Rz: Czy przed uzyskaniem tytułu Europejskiej Stolicy Kultury Wrocław mógł czuć się miastem niedocenionym jako ośrodek kulturotwórczy?
Jacek Bunsch: Jeśli nawet czuł się trochę niedoceniony, to miał ku temu powody. Warto przypomnieć, że już od końca lat 60. XX wieku Wrocław przeżywał wielki rozkwit, zwłaszcza jako ważny ośrodek teatralny. Zawdzięcza to przede wszystkim Jerzemu Grotowskiemu, a jego słynne spektakle „Książę Niezłomny” czy „Apocalypsis cum figuris” realizowane we wrocławskim Teatrze Laboratorium wpisały się na trwałe w historię światowego teatru. Jednak Wrocław tamtego okresu to także Festiwal Teatru Otwartego. Pamiętam, że jako studenci z Krakowa mający na co dzień znakomite spektakle Starego Teatru oraz słynne przedstawienia Kantora jeździliśmy zawsze do Wrocławia, by zobaczyć nowości kontrkultury.

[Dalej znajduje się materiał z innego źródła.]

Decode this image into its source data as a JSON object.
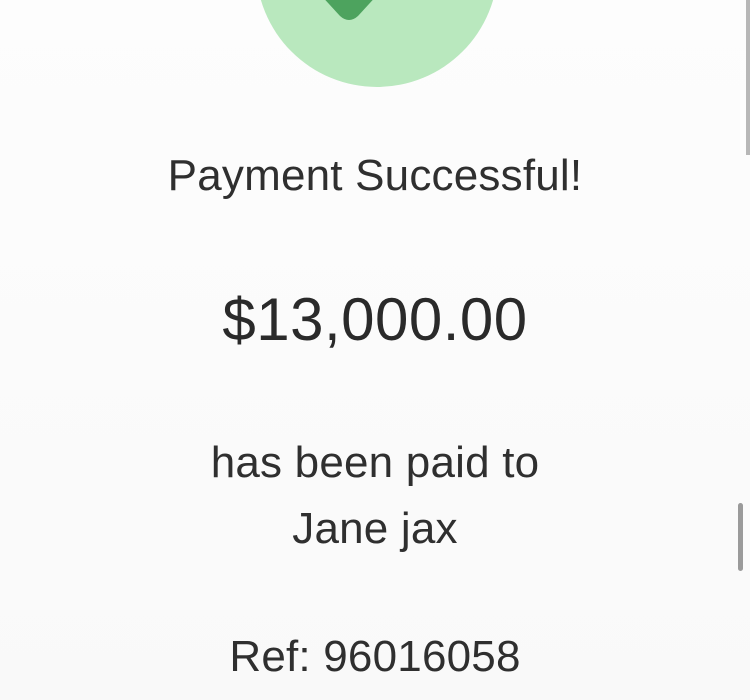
{
  "payment": {
    "status_title": "Payment Successful!",
    "amount": "$13,000.00",
    "paid_line": "has been paid to",
    "payee": "Jane jax",
    "reference": "Ref: 96016058"
  },
  "icons": {
    "status": "check-icon"
  },
  "colors": {
    "success_circle": "#b9e8be",
    "check_mark": "#4da35e",
    "text": "#2f2f2f",
    "background": "#fbfbfb",
    "scrollbar": "#9a9a9a"
  }
}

Dobrze czuliście się we Wrocławiu?
Dla mieszkańców Krakowa, który jako jedno z nielicznych miast w Polsce prawie nie ucierpiał w czasie wojny, Wrocław był miejscem zadziwiającym. Oprócz starych zachowanych gmachów i nowych budowli całe ciągi ruin, które tworzyły dziwną dekorację dla spotkań z undergroundowym teatrem grupy zapaleńców szukających sposobu nowego ukazania świata. To we Wrocławiu można było spotkać Petera Brooka, zaobserwować, jak słynny reżyser włoski Eugenio Barba dyskutuje z Grotowskim na temat jego koncepcji teatru. Dla ludzi PRL to było takie zetknięcie z Zachodem, bo Wrocław leżał na Zachodzie. Dziś, gdy prowadzę zajęcia na PWST, muszę przypominać tamte zjawiska, bo mało się o nich pamięta.
Był jeszcze słynny Wrocławski Teatr Pantomimy Henryka Tomaszewskiego.